How do you communicate or showcase your value without seeming like you’re boasting? (Showcase the value of the work you do?)

Show the product I designed and the research(to support my solution)/metrics(the outcome of my solution). Designers are good at storytelling. We usually visualize the information and showcase the challenge problems we are facing, and the process of how we solved them.

At MongoDB, my observation is, the product decisions we made are based on research, and we always have clear goals to achieve with trackable metrics.

What are common pitfalls or misconceptions attendees should avoid?

Pitfall: jump into the solution too early without understanding the problem.

Misconception: designers’ job is to make things look good. Our value is way beyond that. We are not just adding decorations. We help make things work well, easy to use, at a comparatively low cost.

Misconception: designers don’t need to know to code at all. Yes, we don’t have to be a professional developer, but understanding the basics is essential.

Do you have a mantra or ritual you’ve used with success throughout your career as you’ve continued to accelerate?

For any solution, ask, “can this be better?” at least 5 times. If I can’t make it better, show the design to others, then the answer probably becomes yes.

What is 1 thing attendees can do today that will help them on their path to success?

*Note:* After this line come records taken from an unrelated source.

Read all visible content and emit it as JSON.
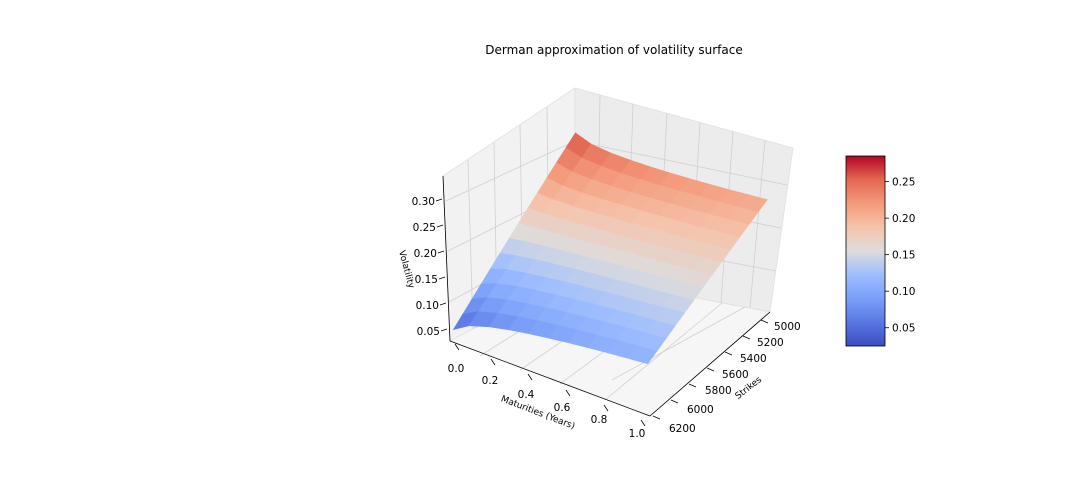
{
  "chart_data": {
    "type": "surface",
    "title": "Derman approximation of volatility surface",
    "xlabel": "Maturities (Years)",
    "ylabel": "Strikes",
    "zlabel": "Volatility",
    "colormap": "coolwarm",
    "x_ticks": [
      "0.0",
      "0.2",
      "0.4",
      "0.6",
      "0.8",
      "1.0"
    ],
    "y_ticks": [
      "5000",
      "5200",
      "5400",
      "5600",
      "5800",
      "6000",
      "6200"
    ],
    "z_ticks": [
      "0.05",
      "0.10",
      "0.15",
      "0.20",
      "0.25",
      "0.30"
    ],
    "colorbar_ticks": [
      "0.05",
      "0.10",
      "0.15",
      "0.20",
      "0.25"
    ],
    "colorbar_range": [
      0.025,
      0.285
    ],
    "maturities": [
      0.02,
      0.1,
      0.2,
      0.3,
      0.4,
      0.5,
      0.6,
      0.7,
      0.8,
      0.9,
      1.0
    ],
    "strikes": [
      4900,
      5000,
      5100,
      5200,
      5300,
      5400,
      5500,
      5600,
      5700,
      5800,
      5900,
      6000,
      6100,
      6200
    ],
    "volatility_corners": {
      "min_maturity_min_strike": 0.285,
      "max_maturity_min_strike": 0.21,
      "min_maturity_max_strike": 0.025,
      "max_maturity_max_strike": 0.11
    }
  }
}
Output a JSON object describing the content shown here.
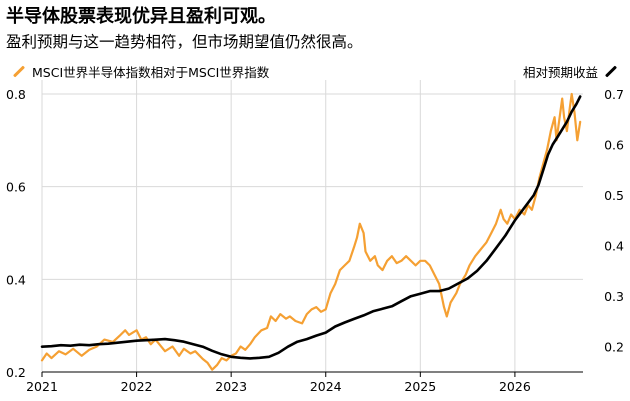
{
  "title": "半导体股票表现优异且盈利可观。",
  "subtitle": "盈利预期与这一趋势相符，但市场期望值仍然很高。",
  "chart_data": {
    "type": "line",
    "title": "半导体股票表现优异且盈利可观。",
    "subtitle": "盈利预期与这一趋势相符，但市场期望值仍然很高。",
    "grid": true,
    "legend_position": "top",
    "x": {
      "type": "year",
      "tick_labels": [
        "2021",
        "2022",
        "2023",
        "2024",
        "2025",
        "2026"
      ],
      "range": [
        2021.0,
        2026.72
      ]
    },
    "y_left": {
      "range": [
        0.2,
        0.8
      ],
      "ticks": [
        0.2,
        0.4,
        0.6,
        0.8
      ],
      "tick_labels": [
        "0.2",
        "0.4",
        "0.6",
        "0.8"
      ]
    },
    "y_right": {
      "range": [
        0.15,
        0.7
      ],
      "ticks": [
        0.2,
        0.3,
        0.4,
        0.5,
        0.6,
        0.7
      ],
      "tick_labels": [
        "0.2",
        "0.3",
        "0.4",
        "0.5",
        "0.6",
        "0.7"
      ]
    },
    "series": [
      {
        "name": "MSCI世界半导体指数相对于MSCI世界指数",
        "axis": "left",
        "color": "#f5a033",
        "points": [
          [
            2021.0,
            0.225
          ],
          [
            2021.05,
            0.24
          ],
          [
            2021.1,
            0.23
          ],
          [
            2021.18,
            0.245
          ],
          [
            2021.25,
            0.238
          ],
          [
            2021.33,
            0.25
          ],
          [
            2021.42,
            0.235
          ],
          [
            2021.5,
            0.248
          ],
          [
            2021.58,
            0.255
          ],
          [
            2021.66,
            0.27
          ],
          [
            2021.75,
            0.265
          ],
          [
            2021.83,
            0.28
          ],
          [
            2021.88,
            0.29
          ],
          [
            2021.92,
            0.28
          ],
          [
            2021.96,
            0.285
          ],
          [
            2022.0,
            0.29
          ],
          [
            2022.05,
            0.27
          ],
          [
            2022.1,
            0.275
          ],
          [
            2022.15,
            0.26
          ],
          [
            2022.2,
            0.27
          ],
          [
            2022.3,
            0.245
          ],
          [
            2022.38,
            0.255
          ],
          [
            2022.45,
            0.235
          ],
          [
            2022.5,
            0.25
          ],
          [
            2022.57,
            0.24
          ],
          [
            2022.62,
            0.245
          ],
          [
            2022.7,
            0.228
          ],
          [
            2022.75,
            0.22
          ],
          [
            2022.8,
            0.205
          ],
          [
            2022.85,
            0.215
          ],
          [
            2022.9,
            0.23
          ],
          [
            2022.95,
            0.225
          ],
          [
            2023.0,
            0.235
          ],
          [
            2023.05,
            0.24
          ],
          [
            2023.1,
            0.255
          ],
          [
            2023.15,
            0.248
          ],
          [
            2023.2,
            0.26
          ],
          [
            2023.25,
            0.275
          ],
          [
            2023.32,
            0.29
          ],
          [
            2023.38,
            0.295
          ],
          [
            2023.42,
            0.32
          ],
          [
            2023.47,
            0.31
          ],
          [
            2023.52,
            0.325
          ],
          [
            2023.58,
            0.315
          ],
          [
            2023.62,
            0.32
          ],
          [
            2023.68,
            0.31
          ],
          [
            2023.75,
            0.305
          ],
          [
            2023.8,
            0.325
          ],
          [
            2023.85,
            0.335
          ],
          [
            2023.9,
            0.34
          ],
          [
            2023.95,
            0.33
          ],
          [
            2024.0,
            0.335
          ],
          [
            2024.05,
            0.37
          ],
          [
            2024.1,
            0.39
          ],
          [
            2024.15,
            0.42
          ],
          [
            2024.2,
            0.43
          ],
          [
            2024.25,
            0.44
          ],
          [
            2024.3,
            0.47
          ],
          [
            2024.33,
            0.49
          ],
          [
            2024.36,
            0.52
          ],
          [
            2024.4,
            0.5
          ],
          [
            2024.42,
            0.46
          ],
          [
            2024.47,
            0.44
          ],
          [
            2024.52,
            0.45
          ],
          [
            2024.55,
            0.43
          ],
          [
            2024.6,
            0.42
          ],
          [
            2024.65,
            0.44
          ],
          [
            2024.7,
            0.45
          ],
          [
            2024.75,
            0.435
          ],
          [
            2024.8,
            0.44
          ],
          [
            2024.85,
            0.45
          ],
          [
            2024.9,
            0.44
          ],
          [
            2024.95,
            0.43
          ],
          [
            2025.0,
            0.44
          ],
          [
            2025.05,
            0.44
          ],
          [
            2025.1,
            0.43
          ],
          [
            2025.15,
            0.41
          ],
          [
            2025.2,
            0.39
          ],
          [
            2025.25,
            0.34
          ],
          [
            2025.28,
            0.32
          ],
          [
            2025.32,
            0.35
          ],
          [
            2025.38,
            0.37
          ],
          [
            2025.42,
            0.39
          ],
          [
            2025.48,
            0.41
          ],
          [
            2025.52,
            0.43
          ],
          [
            2025.58,
            0.45
          ],
          [
            2025.62,
            0.46
          ],
          [
            2025.66,
            0.47
          ],
          [
            2025.7,
            0.48
          ],
          [
            2025.75,
            0.5
          ],
          [
            2025.8,
            0.52
          ],
          [
            2025.85,
            0.55
          ],
          [
            2025.88,
            0.53
          ],
          [
            2025.92,
            0.52
          ],
          [
            2025.96,
            0.54
          ],
          [
            2026.0,
            0.53
          ],
          [
            2026.05,
            0.55
          ],
          [
            2026.1,
            0.54
          ],
          [
            2026.14,
            0.56
          ],
          [
            2026.18,
            0.55
          ],
          [
            2026.22,
            0.58
          ],
          [
            2026.26,
            0.62
          ],
          [
            2026.3,
            0.65
          ],
          [
            2026.34,
            0.68
          ],
          [
            2026.38,
            0.72
          ],
          [
            2026.42,
            0.75
          ],
          [
            2026.44,
            0.7
          ],
          [
            2026.46,
            0.73
          ],
          [
            2026.48,
            0.76
          ],
          [
            2026.5,
            0.79
          ],
          [
            2026.52,
            0.75
          ],
          [
            2026.55,
            0.72
          ],
          [
            2026.58,
            0.77
          ],
          [
            2026.6,
            0.8
          ],
          [
            2026.63,
            0.76
          ],
          [
            2026.66,
            0.7
          ],
          [
            2026.69,
            0.74
          ]
        ]
      },
      {
        "name": "相对预期收益",
        "axis": "right",
        "color": "#000000",
        "points": [
          [
            2021.0,
            0.2
          ],
          [
            2021.1,
            0.201
          ],
          [
            2021.2,
            0.203
          ],
          [
            2021.3,
            0.202
          ],
          [
            2021.4,
            0.204
          ],
          [
            2021.5,
            0.203
          ],
          [
            2021.6,
            0.205
          ],
          [
            2021.7,
            0.206
          ],
          [
            2021.8,
            0.208
          ],
          [
            2021.9,
            0.21
          ],
          [
            2022.0,
            0.212
          ],
          [
            2022.1,
            0.213
          ],
          [
            2022.2,
            0.214
          ],
          [
            2022.3,
            0.215
          ],
          [
            2022.4,
            0.213
          ],
          [
            2022.5,
            0.21
          ],
          [
            2022.6,
            0.205
          ],
          [
            2022.7,
            0.2
          ],
          [
            2022.8,
            0.192
          ],
          [
            2022.9,
            0.185
          ],
          [
            2023.0,
            0.18
          ],
          [
            2023.1,
            0.178
          ],
          [
            2023.2,
            0.177
          ],
          [
            2023.3,
            0.178
          ],
          [
            2023.4,
            0.18
          ],
          [
            2023.5,
            0.188
          ],
          [
            2023.6,
            0.2
          ],
          [
            2023.7,
            0.21
          ],
          [
            2023.8,
            0.215
          ],
          [
            2023.9,
            0.222
          ],
          [
            2024.0,
            0.228
          ],
          [
            2024.1,
            0.24
          ],
          [
            2024.2,
            0.248
          ],
          [
            2024.3,
            0.255
          ],
          [
            2024.4,
            0.262
          ],
          [
            2024.5,
            0.27
          ],
          [
            2024.6,
            0.275
          ],
          [
            2024.7,
            0.28
          ],
          [
            2024.8,
            0.29
          ],
          [
            2024.9,
            0.3
          ],
          [
            2025.0,
            0.305
          ],
          [
            2025.1,
            0.31
          ],
          [
            2025.2,
            0.31
          ],
          [
            2025.3,
            0.315
          ],
          [
            2025.4,
            0.325
          ],
          [
            2025.5,
            0.335
          ],
          [
            2025.6,
            0.35
          ],
          [
            2025.7,
            0.37
          ],
          [
            2025.8,
            0.395
          ],
          [
            2025.9,
            0.42
          ],
          [
            2026.0,
            0.45
          ],
          [
            2026.1,
            0.475
          ],
          [
            2026.2,
            0.5
          ],
          [
            2026.25,
            0.52
          ],
          [
            2026.3,
            0.55
          ],
          [
            2026.35,
            0.58
          ],
          [
            2026.4,
            0.6
          ],
          [
            2026.45,
            0.615
          ],
          [
            2026.5,
            0.63
          ],
          [
            2026.55,
            0.645
          ],
          [
            2026.6,
            0.665
          ],
          [
            2026.65,
            0.68
          ],
          [
            2026.69,
            0.695
          ]
        ]
      }
    ]
  },
  "legend": {
    "left": {
      "label": "MSCI世界半导体指数相对于MSCI世界指数",
      "color": "#f5a033"
    },
    "right": {
      "label": "相对预期收益",
      "color": "#000000"
    }
  }
}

Focus on what you really want to do. And just do it!

During my first year at UT, I asked my engineer friend many times, should designers learn some coding? The last time I got a reply: if you save the time to ask, you probably already learned a lot. So I felt shame and started at that moment. The things I learned in that period of time helps me tremendously in the long term. Sometimes, the hardest thing is just to get started.

What is something that you learned early on in your career that you want to pass on to future women in tech?

You are the only one who defines what you can do.

In my first job, I was assigned to do the interaction design and wireframing, not visual design. Half years later, I had an opportunity of making an interactive prototype for a new app the company is exploring. I could have stopped with the wireframing version of the prototype, but I was into the visual design and fascinating by the animations that I can’t stop polishing it and make it better. After seeing what I’ve done, our director assigned both interaction and visual design to me. That was a breakthrough in my career.

What’s been the most challenging part of your role?

Don’t understand the users and use cases enough.

Before MongoDB, I designed products for car buyers, home buyers, middle school teachers, game players, but now it’s my first-time design for developers. I have to say in terms of digital product design, developers are a very special group of users. They are smart, straightforward, have high standards toward consistency and simplicity. Since the database is at the foundation level of development, what we are designing requires a lot of domain knowledge. It’s similar to design Sketch for designers but more challenging. I have lots of developer friends, and now more new friends from the company. They are always willing to help me understand issues, encourage me to ask questions, and I always feel fruitful working with them. For me, this challenge is hard but sweet!

What’s something you’ve worked on that you’re proud of?

A security-related feature that we launched recently. I always feel sad when I hear the news about data leakage. Once in a lifetime, I can help MongoDB users better secure their database; and through their applications, millions of users can better secure their data, which means a lot to me.

The feature will have a significant impact on how our users perceive our focus on security and guide them to explore more possibilities.

After months of hard work, we got an excellent design solution. I’m super proud of the research, process, interaction, UI, animation, and every detail of it. (Happy*10 when the developer comments “niiiiiice” to the animation). I can’t get there without help from all the people — the PM, other designers, developers, people who help us with user testing, and copywriting from the marketing team. By documenting the working process on a design doc, it helps us to communicate better and more accessible to look back on the discussions we made along the way.